Jungle boogie

Why I love Bruce Parry
I'm only just starting to catch up with the third series of BBC2's excellent Tribe. Saw the first one last night (they're already onto the third, I think), and remembered why I love it. Here is a man, an ex-Royal Marine and all-round adventurer, who gives us a glimpse into the lives of indigenous natives by living among them with seemingly minimal interference from vast camera crews (he shoots a lot of footage on a hand-held camera himself). He's softly-spoken, incredibly respectful and totally committed to absorption in another tribe's culture. I suppose we have almost come to expect this now, but it seems that with each visit he is obliged to join in some local ritual that involves sickness or self-harm. But this never seems sensational. Last night, with the Matis tribe of Western Brazil, he completed four hunting rituals, the least of which was being whipped all over with stingy nettles (these rituals were all about beating fear and being a better hunter), the worst of which involved frog poison being injected into his arm and side, after which he brought up his entire guts. I suppose there's some cleansing aspect to this that isn't explained on the side of a bottle, and the Matis have been doing it for centuries. Certainly, Bruce felt brilliant afterwards (although he seemed to age ten years in the space of ten minutes during the first wave of nausea).
The Matis were typical of the people Bruce has met on the series thus far: great bone structure (preserved through in-breeding, obviously - they look as alike as members of our own Royal Family), they demonstrate a suspicious attitude to "outsiders" that thaws into respect via a lot of pisstaking, and they kill only what they eat - in this case, peccaries and howler monkeys, mostly, using vast blowpipes. It's hard to imagine any other presenter doing this job as unobtrusively and unsensationally as Bruce, who you'd never have down as an ex-Marine. He's so soft and sensitive. Not the lean, mean killing machine I've always imagined a Marine to be. The Matis were understandably wary of Bruce at first. They were first "discovered" by outsiders in the 70s, after which a third of them died of diseases brought in. Now they are protected (you need extensive paperwork to enter their village by river), but Western influence is everywhere, from the t-shirts and underwear previous camera crews have asked them to remove to make them look more "primitive", to the disco they held one night to a radio one of the tribe had brought back from "the city". Clearly, logging and industrial agriculture (don't touch that soya milk!) are destroying the Amazon rainforest, and with it harmless, self-sufficient stewards of the land like the Matis. You might ordinarily accuse this sort of TV programme of patronising look-at-the-funny-natives tourism were it not for people like Parry to act as intermediary. He believes we should leave them well alone, and allows us a look at their daily lives to reinforce that view.

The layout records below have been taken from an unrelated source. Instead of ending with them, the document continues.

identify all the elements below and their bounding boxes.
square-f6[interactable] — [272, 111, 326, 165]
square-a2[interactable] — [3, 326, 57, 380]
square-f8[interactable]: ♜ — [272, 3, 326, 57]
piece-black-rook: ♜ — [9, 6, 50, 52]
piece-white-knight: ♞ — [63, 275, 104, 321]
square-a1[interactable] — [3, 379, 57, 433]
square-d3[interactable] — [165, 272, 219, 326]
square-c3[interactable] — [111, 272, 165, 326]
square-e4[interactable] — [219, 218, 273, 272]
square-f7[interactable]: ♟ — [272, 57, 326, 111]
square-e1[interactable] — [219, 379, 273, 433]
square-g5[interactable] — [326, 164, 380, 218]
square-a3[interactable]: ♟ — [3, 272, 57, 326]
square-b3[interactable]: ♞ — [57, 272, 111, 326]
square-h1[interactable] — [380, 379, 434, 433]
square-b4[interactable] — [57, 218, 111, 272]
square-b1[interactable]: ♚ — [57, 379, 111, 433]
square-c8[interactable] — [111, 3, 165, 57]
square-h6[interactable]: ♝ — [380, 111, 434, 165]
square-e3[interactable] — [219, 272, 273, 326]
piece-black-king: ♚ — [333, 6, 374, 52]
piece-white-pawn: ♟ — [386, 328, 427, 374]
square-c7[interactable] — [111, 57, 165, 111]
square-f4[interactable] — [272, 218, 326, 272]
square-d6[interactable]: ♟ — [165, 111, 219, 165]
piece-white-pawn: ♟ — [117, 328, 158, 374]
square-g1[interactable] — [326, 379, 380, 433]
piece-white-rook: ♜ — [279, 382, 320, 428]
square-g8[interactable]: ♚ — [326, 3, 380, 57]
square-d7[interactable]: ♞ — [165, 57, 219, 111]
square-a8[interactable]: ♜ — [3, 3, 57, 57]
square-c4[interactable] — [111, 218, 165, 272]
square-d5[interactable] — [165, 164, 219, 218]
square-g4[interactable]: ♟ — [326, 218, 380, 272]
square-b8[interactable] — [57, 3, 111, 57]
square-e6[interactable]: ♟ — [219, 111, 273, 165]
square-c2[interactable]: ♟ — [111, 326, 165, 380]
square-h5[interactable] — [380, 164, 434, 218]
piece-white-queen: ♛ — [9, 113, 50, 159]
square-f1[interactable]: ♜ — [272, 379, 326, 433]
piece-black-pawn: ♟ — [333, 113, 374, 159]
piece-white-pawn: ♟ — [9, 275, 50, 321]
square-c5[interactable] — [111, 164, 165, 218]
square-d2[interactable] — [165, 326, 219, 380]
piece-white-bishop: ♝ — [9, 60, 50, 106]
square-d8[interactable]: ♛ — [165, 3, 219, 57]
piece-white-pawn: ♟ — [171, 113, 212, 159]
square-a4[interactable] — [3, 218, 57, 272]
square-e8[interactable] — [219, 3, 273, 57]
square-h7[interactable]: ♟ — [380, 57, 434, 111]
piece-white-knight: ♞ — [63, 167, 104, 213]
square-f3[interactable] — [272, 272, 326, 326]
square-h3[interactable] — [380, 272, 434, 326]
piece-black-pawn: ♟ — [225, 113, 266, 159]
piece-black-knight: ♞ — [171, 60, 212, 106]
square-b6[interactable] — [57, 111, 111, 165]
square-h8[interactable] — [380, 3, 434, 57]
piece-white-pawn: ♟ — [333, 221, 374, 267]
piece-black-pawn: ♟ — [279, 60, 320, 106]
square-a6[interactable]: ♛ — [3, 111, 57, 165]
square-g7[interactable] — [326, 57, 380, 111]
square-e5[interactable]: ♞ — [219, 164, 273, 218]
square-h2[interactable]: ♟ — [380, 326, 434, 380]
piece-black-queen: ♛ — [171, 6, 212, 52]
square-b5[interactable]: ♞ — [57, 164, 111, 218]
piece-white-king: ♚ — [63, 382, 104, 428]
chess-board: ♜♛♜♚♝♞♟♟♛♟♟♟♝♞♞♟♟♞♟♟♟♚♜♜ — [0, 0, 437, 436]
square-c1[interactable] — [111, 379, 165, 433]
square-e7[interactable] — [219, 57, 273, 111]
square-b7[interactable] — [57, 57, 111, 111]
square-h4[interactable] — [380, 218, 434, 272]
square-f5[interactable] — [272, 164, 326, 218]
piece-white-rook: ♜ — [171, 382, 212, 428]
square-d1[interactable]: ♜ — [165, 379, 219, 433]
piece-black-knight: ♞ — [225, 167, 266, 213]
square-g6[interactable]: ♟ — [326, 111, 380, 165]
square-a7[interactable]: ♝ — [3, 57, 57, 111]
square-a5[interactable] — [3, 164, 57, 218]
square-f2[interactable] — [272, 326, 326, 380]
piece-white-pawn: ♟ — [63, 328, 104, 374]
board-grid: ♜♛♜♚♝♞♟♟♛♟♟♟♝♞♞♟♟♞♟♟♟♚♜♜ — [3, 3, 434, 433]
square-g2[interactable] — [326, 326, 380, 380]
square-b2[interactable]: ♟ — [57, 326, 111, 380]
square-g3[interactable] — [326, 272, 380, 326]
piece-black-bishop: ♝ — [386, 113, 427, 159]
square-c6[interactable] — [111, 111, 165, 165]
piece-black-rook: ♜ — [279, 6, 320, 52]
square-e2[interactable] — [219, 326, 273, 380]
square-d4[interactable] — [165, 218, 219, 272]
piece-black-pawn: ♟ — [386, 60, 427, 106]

As usual, I thought to myself, I wouldn't last five minutes out there. How pampered and cynical we have become.








7 Comments:
Agreed. It's wonderful to see a Real Man on the telly, and he and Ray Mears are the last vestiges of that. Tribe also reminds me of the wonderful Disappearing World, a Granada series on anthropology that was shown at prime-time in the Seventies. Fancy that! Now we must endure celebrities going through Hell in a Kitchen in that time slot.
Ray Mears a 'Real Man'? I can't believe, from AC's description of Bruce Parry, that he has anything in common with the supremely pointless Mr Mears. Stand-out from one of Ray's early series: the time he cooked up shellfish on a beach in southern England and ate them with pasta - plucked, presumably, from the nearest wild spaghetti tree.
Never saw the point of Ray Mear's how to survive on a twig. Especially since his physique kind of suggests otherwise.
Of course the killer blow was Clarkson on the Top Gear challenge to get that bastard great Range Rover/Land Rover? up a steep hill in Scotland. When it got bogged down, instead of opting for the Mears way of licking a rock and eating moss, he popped a can of soft drink and ate a chocolate bar.
Agreed on Mears... I half expect him to snack on a bag of Walkers cheese and onion whilst warning of the dangers of doing something he's never actually done himself in a vomitously self-aggrandizing manner.
Should we 'leave them well alone' though? Is that really better? It's not a straightforward question.
I love Bruce, as long as you're feeling strong stomached it's always worth watching, often challenging though. Did you see the women being whipped with sticks in the last series? Uncomfortable viewing.
Having studied social anthropology as part of my degree, I find his approach to the people he stays with admirable and thoughtful. The walking to the North Pole in furs was fascinating too. Did you see that?
I've only see the episode where he lived on Anuta. I cried when he left there. It was just the most lovely programme I have watched in ages.
I like his style as he seems so amiable and doesn't talk down to either his hosts or the audience. He comes across as a genuinely interested man who lives for the learning and experience.
I also happen to think he looks a bit like Tim Roth.